Pourtant, un conflit dans cette région aurait des conséquences graves, y compris pour notre pays. Bien sûr, ce serait avant tout une catastrophe pour les Taïwanaises et Taïwanais ainsi que pour les milliers de Chinoises et Chinois qui y laisseraient leur vie. Mais, vu les interconnexions fortes entre Taïwan et l’Occident, un conflit armé dans la région aurait également des conséquences extrêmement graves pour tous les pays ouverts au monde comme le nôtre, des pays très dépendants de produits de haute technologie, à l’instar des semi-conducteurs dont Taïwan est, et de très loin, le premier producteur mondial.

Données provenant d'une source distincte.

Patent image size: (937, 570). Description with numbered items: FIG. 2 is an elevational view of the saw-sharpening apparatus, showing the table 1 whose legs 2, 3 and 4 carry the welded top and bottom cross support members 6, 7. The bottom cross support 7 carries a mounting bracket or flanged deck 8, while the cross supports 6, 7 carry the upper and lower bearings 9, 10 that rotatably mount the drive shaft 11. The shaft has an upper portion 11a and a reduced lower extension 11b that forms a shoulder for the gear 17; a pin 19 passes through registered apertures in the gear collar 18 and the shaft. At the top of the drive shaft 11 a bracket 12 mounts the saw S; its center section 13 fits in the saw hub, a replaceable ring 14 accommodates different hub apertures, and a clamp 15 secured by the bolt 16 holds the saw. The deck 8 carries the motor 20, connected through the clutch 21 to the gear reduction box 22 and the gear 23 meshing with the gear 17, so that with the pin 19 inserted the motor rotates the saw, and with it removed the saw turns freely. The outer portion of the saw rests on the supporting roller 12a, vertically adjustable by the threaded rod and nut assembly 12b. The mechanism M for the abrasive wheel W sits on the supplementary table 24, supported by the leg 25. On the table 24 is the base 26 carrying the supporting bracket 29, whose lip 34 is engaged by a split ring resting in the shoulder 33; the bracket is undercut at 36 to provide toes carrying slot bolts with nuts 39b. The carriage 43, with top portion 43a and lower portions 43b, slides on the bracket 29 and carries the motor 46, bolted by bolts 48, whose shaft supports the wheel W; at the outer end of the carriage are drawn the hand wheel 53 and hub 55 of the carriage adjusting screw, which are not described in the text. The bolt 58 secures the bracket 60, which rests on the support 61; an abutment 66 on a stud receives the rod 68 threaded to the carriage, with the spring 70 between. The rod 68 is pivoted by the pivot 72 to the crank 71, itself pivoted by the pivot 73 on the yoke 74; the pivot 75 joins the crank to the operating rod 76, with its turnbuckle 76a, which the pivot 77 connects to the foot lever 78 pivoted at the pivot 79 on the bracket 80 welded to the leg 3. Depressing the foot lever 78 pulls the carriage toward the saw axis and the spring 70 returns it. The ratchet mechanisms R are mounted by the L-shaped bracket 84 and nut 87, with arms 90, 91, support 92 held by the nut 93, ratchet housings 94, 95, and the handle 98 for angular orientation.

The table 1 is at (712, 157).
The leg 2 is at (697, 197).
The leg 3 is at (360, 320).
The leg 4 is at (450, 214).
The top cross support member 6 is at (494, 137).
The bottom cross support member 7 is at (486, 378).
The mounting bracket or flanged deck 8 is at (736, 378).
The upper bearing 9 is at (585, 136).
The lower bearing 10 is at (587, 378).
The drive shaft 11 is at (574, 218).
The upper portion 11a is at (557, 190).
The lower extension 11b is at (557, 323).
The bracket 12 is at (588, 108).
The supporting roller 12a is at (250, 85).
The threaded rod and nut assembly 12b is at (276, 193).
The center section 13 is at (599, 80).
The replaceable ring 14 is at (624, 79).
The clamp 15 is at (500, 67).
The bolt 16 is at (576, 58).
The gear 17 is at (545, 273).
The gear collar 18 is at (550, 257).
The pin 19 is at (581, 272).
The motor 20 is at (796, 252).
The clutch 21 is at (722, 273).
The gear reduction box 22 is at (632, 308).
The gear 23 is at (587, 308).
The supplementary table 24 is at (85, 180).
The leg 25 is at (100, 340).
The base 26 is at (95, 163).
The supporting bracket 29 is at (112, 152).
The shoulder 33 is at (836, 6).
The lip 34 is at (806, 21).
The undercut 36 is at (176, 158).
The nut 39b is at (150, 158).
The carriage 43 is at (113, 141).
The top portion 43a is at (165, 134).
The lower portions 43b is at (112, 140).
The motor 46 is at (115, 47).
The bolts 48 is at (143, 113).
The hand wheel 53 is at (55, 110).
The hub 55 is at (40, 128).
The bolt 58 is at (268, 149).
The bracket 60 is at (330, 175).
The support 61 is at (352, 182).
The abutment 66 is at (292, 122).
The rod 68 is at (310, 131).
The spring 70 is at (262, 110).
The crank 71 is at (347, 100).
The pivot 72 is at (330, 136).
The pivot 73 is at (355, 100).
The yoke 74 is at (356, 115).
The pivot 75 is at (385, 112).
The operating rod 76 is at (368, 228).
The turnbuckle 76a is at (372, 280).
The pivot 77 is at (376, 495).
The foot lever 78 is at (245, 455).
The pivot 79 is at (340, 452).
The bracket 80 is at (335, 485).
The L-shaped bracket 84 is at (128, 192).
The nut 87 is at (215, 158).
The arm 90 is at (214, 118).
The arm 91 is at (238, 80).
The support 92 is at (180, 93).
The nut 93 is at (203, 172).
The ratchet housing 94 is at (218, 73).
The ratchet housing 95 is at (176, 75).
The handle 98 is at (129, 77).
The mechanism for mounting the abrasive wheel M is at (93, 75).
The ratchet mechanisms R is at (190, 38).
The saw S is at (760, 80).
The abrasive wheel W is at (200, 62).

Il est donc aussi important pour notre Parlement de rappeler l’attachement qu’il porte à la stabilité mondiale, car cette motion, soulignons-le, traite de la seule diplomatie parlementaire. Elle ne vise aucunement à imposer un changement de positionnement de notre diplomatie, une position calée sur le choix du Conseil fédéral d’appliquer très strictement le principe d’une Chine unique, et ce même si certains parlementaires souhaiteraient que le Conseil fédéral fasse preuve de plus d’indépendance et de courage vis-à-vis du gouvernement de Pékin, particulièrement en matière de respect des droits humains, de démocratie et d’ouverture de ses marchés.

Mais la diplomatie parlementaire, vous le savez, est plus libre, plus éclectique et souvent plus courageuse aussi, c’est pourquoi la majorité de notre commission considère qu’elle complète avantageusement celle du Conseil fédéral tenue par des codes stricts de la diplomatie et engageant l’ensemble du pays par des décisions de ce fait davantage sujettes à la frilosité. Notre commission estime que le Parlement doit défendre les valeurs de notre pays en remplissant de manière complémentaire les objectifs de l’article 54 de notre Constitution fédérale.

Une minorité de notre commission considère au contraire qu’une telle démarche n’est pas adéquate. Certains redoutent que cela rende moins lisible la position de notre pays vis-à-vis de la Chine. D’autres craignent que cette démarche soit considérée par la Chine comme un acte hostile. Enfin, certains avancent que le Parlement en tant qu’institution ne peut pas se mêler de diplomatie.

La majorité de notre commission estime au contraire qu’à l’heure de la globalisation et alors que planent des menaces de plus en plus concrètes sur notre ordre international, il est dans l’intérêt de notre pays et de notre responsabilité en tant que parlementaires de défendre la démocratie. Cela passe par un renforcement des collaborations avec nos homologues dont l’existence même est contestée par des régimes de plus en plus autoritaires.

Pour toutes ces raisons, je vous invite à suivre la majorité de notre commission ainsi que le Bureau de notre conseil en soutenant vous aussi cette motion.